Who's Afraid of Virginia Woolf? was nominated for 13 Academy Awards including Best Picture, Best Actress, Best Actor, Best Director, Best Supporting Actress, Best Supporting Actor, Best Adapted Screenplay, Best Art Direction-Set Direction (Black and White), Best Cinematography (Black and White), Best Costume Design (Black and White), Best Editing, Best Sound and Best Music (Original Score). Of those, it took home five for Best Actress, Supporting Actress, Cinematography, Art Direction and Costume Design.

The film was nominated for seven Golden Globes for Best Picture - Drama, Best Motion Picture Director, Best Motion Picture Actress, Best Motion Picture Actor, Best Supporting Actor, Best Supporting Actress and Best Screenplay.

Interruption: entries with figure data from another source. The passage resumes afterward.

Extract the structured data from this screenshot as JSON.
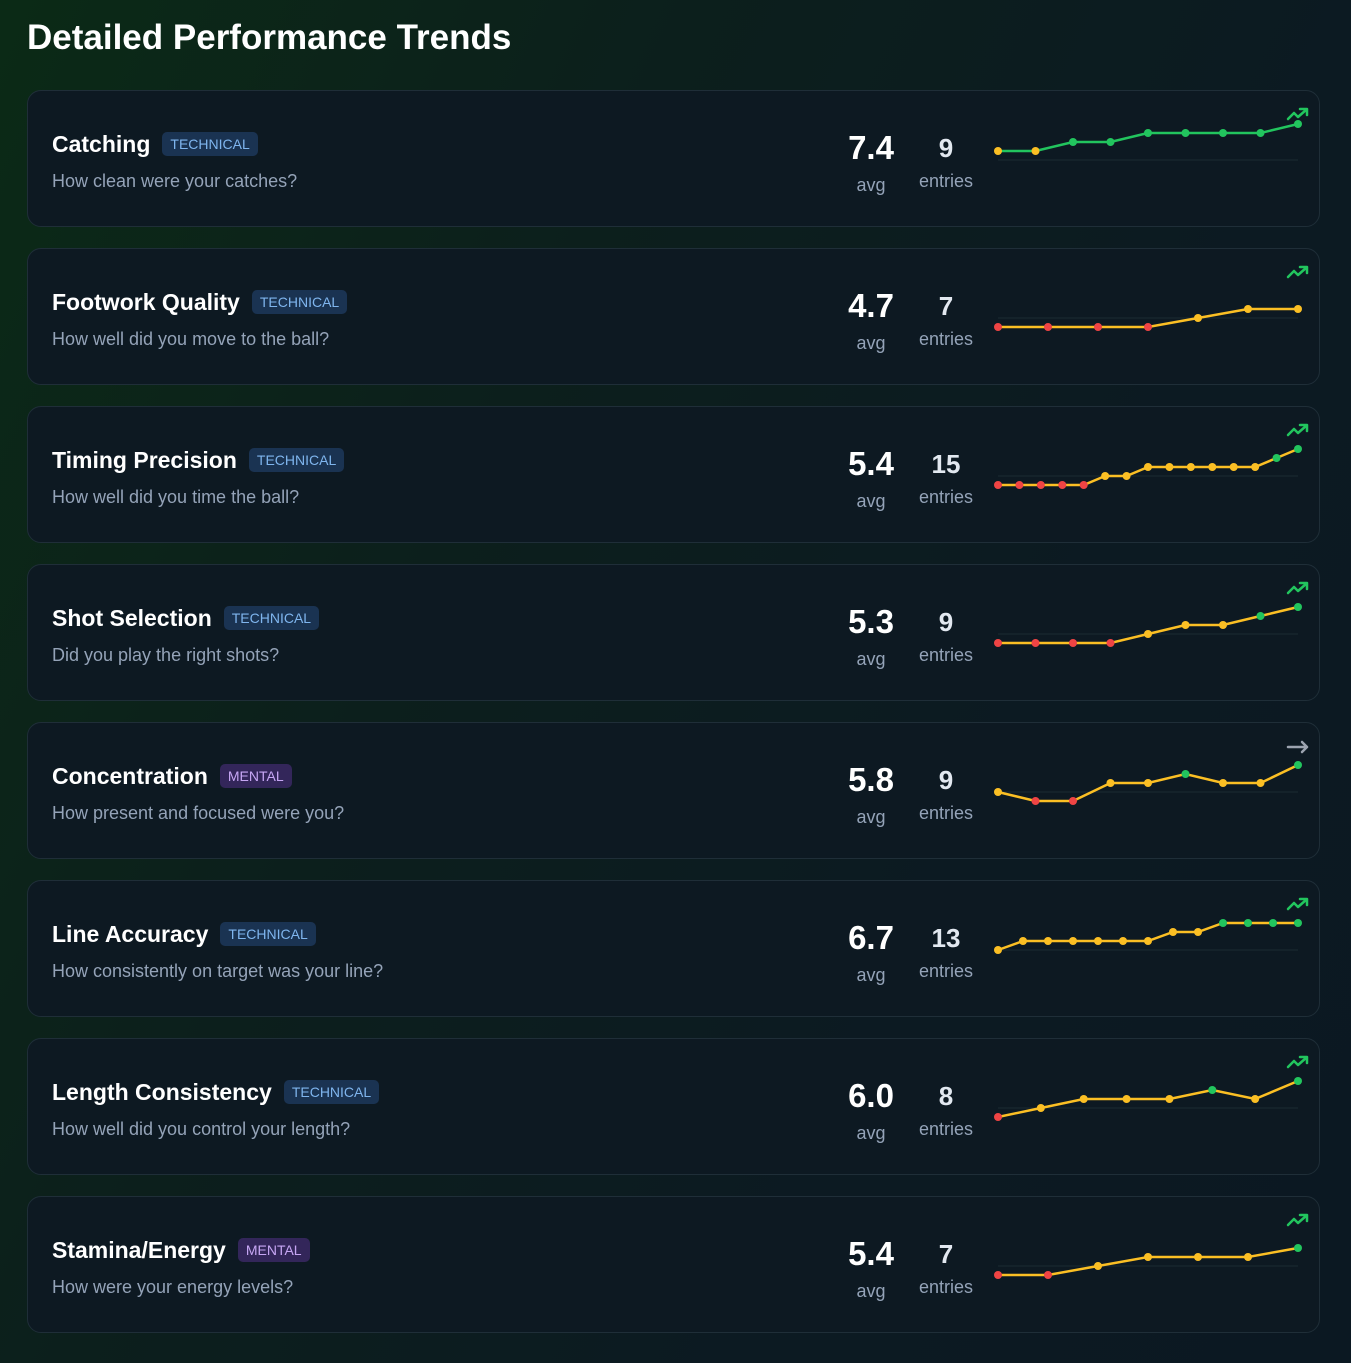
{
  "header": {
    "title": "Detailed Performance Trends"
  },
  "avg_label": "avg",
  "entries_label": "entries",
  "ylim": [
    0,
    10
  ],
  "trends": [
    {
      "name": "Catching",
      "category": "TECHNICAL",
      "question": "How clean were your catches?",
      "avg": "7.4",
      "entries": 9,
      "trend": "up",
      "line_color": "#22c55e",
      "values": [
        6,
        6,
        7,
        7,
        8,
        8,
        8,
        8,
        9
      ],
      "point_colors": [
        "#fbbf24",
        "#fbbf24",
        "#22c55e",
        "#22c55e",
        "#22c55e",
        "#22c55e",
        "#22c55e",
        "#22c55e",
        "#22c55e"
      ]
    },
    {
      "name": "Footwork Quality",
      "category": "TECHNICAL",
      "question": "How well did you move to the ball?",
      "avg": "4.7",
      "entries": 7,
      "trend": "up",
      "line_color": "#fbbf24",
      "values": [
        4,
        4,
        4,
        4,
        5,
        6,
        6
      ],
      "point_colors": [
        "#ef4444",
        "#ef4444",
        "#ef4444",
        "#ef4444",
        "#fbbf24",
        "#fbbf24",
        "#fbbf24"
      ]
    },
    {
      "name": "Timing Precision",
      "category": "TECHNICAL",
      "question": "How well did you time the ball?",
      "avg": "5.4",
      "entries": 15,
      "trend": "up",
      "line_color": "#fbbf24",
      "values": [
        4,
        4,
        4,
        4,
        4,
        5,
        5,
        6,
        6,
        6,
        6,
        6,
        6,
        7,
        8
      ],
      "point_colors": [
        "#ef4444",
        "#ef4444",
        "#ef4444",
        "#ef4444",
        "#ef4444",
        "#fbbf24",
        "#fbbf24",
        "#fbbf24",
        "#fbbf24",
        "#fbbf24",
        "#fbbf24",
        "#fbbf24",
        "#fbbf24",
        "#22c55e",
        "#22c55e"
      ]
    },
    {
      "name": "Shot Selection",
      "category": "TECHNICAL",
      "question": "Did you play the right shots?",
      "avg": "5.3",
      "entries": 9,
      "trend": "up",
      "line_color": "#fbbf24",
      "values": [
        4,
        4,
        4,
        4,
        5,
        6,
        6,
        7,
        8
      ],
      "point_colors": [
        "#ef4444",
        "#ef4444",
        "#ef4444",
        "#ef4444",
        "#fbbf24",
        "#fbbf24",
        "#fbbf24",
        "#22c55e",
        "#22c55e"
      ]
    },
    {
      "name": "Concentration",
      "category": "MENTAL",
      "question": "How present and focused were you?",
      "avg": "5.8",
      "entries": 9,
      "trend": "flat",
      "line_color": "#fbbf24",
      "values": [
        5,
        4,
        4,
        6,
        6,
        7,
        6,
        6,
        8
      ],
      "point_colors": [
        "#fbbf24",
        "#ef4444",
        "#ef4444",
        "#fbbf24",
        "#fbbf24",
        "#22c55e",
        "#fbbf24",
        "#fbbf24",
        "#22c55e"
      ]
    },
    {
      "name": "Line Accuracy",
      "category": "TECHNICAL",
      "question": "How consistently on target was your line?",
      "avg": "6.7",
      "entries": 13,
      "trend": "up",
      "line_color": "#fbbf24",
      "values": [
        5,
        6,
        6,
        6,
        6,
        6,
        6,
        7,
        7,
        8,
        8,
        8,
        8
      ],
      "point_colors": [
        "#fbbf24",
        "#fbbf24",
        "#fbbf24",
        "#fbbf24",
        "#fbbf24",
        "#fbbf24",
        "#fbbf24",
        "#fbbf24",
        "#fbbf24",
        "#22c55e",
        "#22c55e",
        "#22c55e",
        "#22c55e"
      ]
    },
    {
      "name": "Length Consistency",
      "category": "TECHNICAL",
      "question": "How well did you control your length?",
      "avg": "6.0",
      "entries": 8,
      "trend": "up",
      "line_color": "#fbbf24",
      "values": [
        4,
        5,
        6,
        6,
        6,
        7,
        6,
        8
      ],
      "point_colors": [
        "#ef4444",
        "#fbbf24",
        "#fbbf24",
        "#fbbf24",
        "#fbbf24",
        "#22c55e",
        "#fbbf24",
        "#22c55e"
      ]
    },
    {
      "name": "Stamina/Energy",
      "category": "MENTAL",
      "question": "How were your energy levels?",
      "avg": "5.4",
      "entries": 7,
      "trend": "up",
      "line_color": "#fbbf24",
      "values": [
        4,
        4,
        5,
        6,
        6,
        6,
        7
      ],
      "point_colors": [
        "#ef4444",
        "#ef4444",
        "#fbbf24",
        "#fbbf24",
        "#fbbf24",
        "#fbbf24",
        "#22c55e"
      ]
    }
  ]
}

The film won BAFTA Film Awards for Best Film, Elizabeth Taylor as Best Actress, and Richard Burton for Best Actor.

Editor Sam O'Steen was nominated for an Eddie, the American Cinema Editors (ACE) award for Best Edited Feature Film.

Mike Nichols was nominated by the Directors Guild of America (DGA) for Outstanding Directorial Achievement in Motion Pictures.

Composer Alex North was nominated for a Grammy Award for Best Original Score Written for a Motion Picture or Television Show.

Golden Laurel Awards were given to Richard Burton, Elizabeth Taylor and Sandy Dennis for their performances in the film. George Segal was awarded second place for his performance in the Male Supporting Performance category.

The National Board of Review named Who's Afraid of Virginia Woolf? as one of the top 10 films of 1966 and named Elizabeth Taylor Best Actress of the year.

The New York Film Critics Circle named Elizabeth Taylor Best Actress. They put Richard Burton in second place as Best Actor, and the film also came in second place as Best Film.

Ernest Lehman won the Writers Guild of America (WGA) Award for Best Written American Drama for his adapted screenplay of Edward Albee's play.

In 2002, the American Film Institute named Who's Afraid of Virginia Woolf? number 89 on its list of the 100 greatest love stories of all time, "100 Years...100 Passions."

In 2007 the American Film Institute ranked this film number 67 on its 10th Anniversary Edition list of the Greatest 100 American Movies of All Time, "100 Years...100 Movies."